The efficiency of a heat engine is '$\eta$' and the coefficient of performance of a refrigerator is '$\beta$'. Then

• A. $\eta = \frac{1}{\beta}$
• B. $\eta = \frac{1}{\beta + 1}$
• C. $\eta\beta = \frac{1}{2}$
• D. $\eta = \frac{1}{\beta - 1}$

Hint:

Physics Tip : This relationship holds because both devices are limited by the same temperature differences of the reservoirs they operate between.

Answer 1

The Correct Option is B

Concept: Physics (Thermodynamics) - Heat Engines and Refrigerators.

Step 1: State the formula for Coefficient of Performance ($\beta$). For a refrigerator: $$\beta = \frac{T_{2}}{T_{1} - T_{2}}$$ where $T_1$ is the temperature of the hot reservoir and $T_2$ is the temperature of the cold reservoir.

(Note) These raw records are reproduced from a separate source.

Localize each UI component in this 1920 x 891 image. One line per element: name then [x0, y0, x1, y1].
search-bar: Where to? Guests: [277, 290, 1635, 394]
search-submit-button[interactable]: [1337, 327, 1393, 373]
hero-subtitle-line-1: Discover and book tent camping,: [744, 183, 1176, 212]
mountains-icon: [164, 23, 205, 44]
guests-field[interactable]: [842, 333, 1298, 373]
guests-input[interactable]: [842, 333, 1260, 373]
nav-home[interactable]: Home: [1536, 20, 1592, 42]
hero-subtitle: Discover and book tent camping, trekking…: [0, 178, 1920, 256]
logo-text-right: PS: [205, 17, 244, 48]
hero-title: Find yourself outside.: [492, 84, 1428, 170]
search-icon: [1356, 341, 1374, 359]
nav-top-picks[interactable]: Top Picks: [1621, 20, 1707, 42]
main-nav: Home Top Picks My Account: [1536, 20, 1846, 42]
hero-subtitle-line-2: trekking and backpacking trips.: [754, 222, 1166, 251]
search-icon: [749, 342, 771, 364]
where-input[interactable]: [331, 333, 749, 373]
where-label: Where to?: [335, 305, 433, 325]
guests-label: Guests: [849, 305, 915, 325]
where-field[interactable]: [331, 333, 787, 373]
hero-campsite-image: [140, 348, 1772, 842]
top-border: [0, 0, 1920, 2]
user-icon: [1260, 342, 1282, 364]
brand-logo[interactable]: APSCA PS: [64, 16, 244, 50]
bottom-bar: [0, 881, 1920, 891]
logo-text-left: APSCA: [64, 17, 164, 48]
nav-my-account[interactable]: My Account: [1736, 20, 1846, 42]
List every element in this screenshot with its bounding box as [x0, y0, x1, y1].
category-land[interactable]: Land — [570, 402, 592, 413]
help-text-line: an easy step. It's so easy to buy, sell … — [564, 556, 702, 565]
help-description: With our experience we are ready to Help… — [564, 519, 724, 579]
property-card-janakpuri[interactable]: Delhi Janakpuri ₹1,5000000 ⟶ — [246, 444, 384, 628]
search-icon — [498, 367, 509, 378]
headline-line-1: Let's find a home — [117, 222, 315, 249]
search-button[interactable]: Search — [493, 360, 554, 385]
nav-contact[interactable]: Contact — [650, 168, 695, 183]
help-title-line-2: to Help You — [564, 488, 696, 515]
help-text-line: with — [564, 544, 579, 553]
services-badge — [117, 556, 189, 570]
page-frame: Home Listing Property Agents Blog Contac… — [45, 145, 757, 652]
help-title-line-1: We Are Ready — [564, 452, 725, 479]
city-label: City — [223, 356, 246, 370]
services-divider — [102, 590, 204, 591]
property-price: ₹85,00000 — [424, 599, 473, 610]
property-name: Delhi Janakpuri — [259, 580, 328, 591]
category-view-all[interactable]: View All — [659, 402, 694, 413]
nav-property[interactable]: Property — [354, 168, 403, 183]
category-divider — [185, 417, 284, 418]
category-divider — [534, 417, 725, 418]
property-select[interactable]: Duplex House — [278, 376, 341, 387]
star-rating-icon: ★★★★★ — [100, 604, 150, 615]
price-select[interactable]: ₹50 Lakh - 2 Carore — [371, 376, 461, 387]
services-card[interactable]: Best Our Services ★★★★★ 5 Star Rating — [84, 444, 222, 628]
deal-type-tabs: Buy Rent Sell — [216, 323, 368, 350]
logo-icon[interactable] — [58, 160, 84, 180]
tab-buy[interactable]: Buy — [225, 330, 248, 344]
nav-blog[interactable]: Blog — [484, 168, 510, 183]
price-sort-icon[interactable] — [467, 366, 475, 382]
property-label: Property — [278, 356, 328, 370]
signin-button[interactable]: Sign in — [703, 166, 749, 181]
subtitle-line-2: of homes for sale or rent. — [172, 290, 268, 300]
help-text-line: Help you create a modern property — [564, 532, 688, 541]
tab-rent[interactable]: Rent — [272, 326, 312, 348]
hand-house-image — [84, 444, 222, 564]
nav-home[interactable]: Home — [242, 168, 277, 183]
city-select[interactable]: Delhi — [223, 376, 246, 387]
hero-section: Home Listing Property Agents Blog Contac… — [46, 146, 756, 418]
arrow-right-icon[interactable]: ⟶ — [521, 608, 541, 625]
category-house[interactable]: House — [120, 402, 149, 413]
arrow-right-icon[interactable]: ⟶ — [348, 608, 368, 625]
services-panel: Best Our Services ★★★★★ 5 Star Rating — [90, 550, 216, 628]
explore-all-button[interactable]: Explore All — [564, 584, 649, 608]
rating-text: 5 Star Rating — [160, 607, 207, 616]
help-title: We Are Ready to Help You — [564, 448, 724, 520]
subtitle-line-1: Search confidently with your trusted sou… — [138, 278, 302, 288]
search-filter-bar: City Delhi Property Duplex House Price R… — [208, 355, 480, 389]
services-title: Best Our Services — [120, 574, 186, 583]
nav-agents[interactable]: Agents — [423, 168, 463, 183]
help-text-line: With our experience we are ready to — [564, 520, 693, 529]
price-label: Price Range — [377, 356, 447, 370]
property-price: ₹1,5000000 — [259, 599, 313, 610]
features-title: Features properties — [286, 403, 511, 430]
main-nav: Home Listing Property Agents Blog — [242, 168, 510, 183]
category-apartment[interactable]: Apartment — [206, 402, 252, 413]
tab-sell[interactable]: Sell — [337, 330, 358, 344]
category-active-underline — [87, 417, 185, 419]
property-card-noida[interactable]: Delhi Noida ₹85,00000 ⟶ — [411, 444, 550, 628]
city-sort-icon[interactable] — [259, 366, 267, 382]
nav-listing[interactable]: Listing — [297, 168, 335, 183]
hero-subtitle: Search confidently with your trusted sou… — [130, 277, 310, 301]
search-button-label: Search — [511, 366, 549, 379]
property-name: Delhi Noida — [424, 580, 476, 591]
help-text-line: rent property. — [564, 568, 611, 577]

Step 2: State the formula for Efficiency ($\eta$). For a heat engine: $$\eta = 1 - \frac{T_{2}}{T_{1}} = \frac{T_{1} - T_{2}}{T_{1}}$$

Step 3: Establish the relationship. The efficiency can be rewritten as: $$\eta = \frac{1}{\frac{T_{1}}{T_{1} - T_{2}}} = \frac{1}{\frac{(T_{1} - T_{2}) + T_{2}}{T_{1} - T_{2}}} = \frac{1}{1 + \frac{T_{2}}{T_{1} - T_{2}}}$$ Substituting $\beta$ into the equation: $$\eta = \frac{1}{1 + \beta}$$ $$ \therefore \text{The correct relationship is } \eta = \frac{1}{\beta + 1}. \text{} $$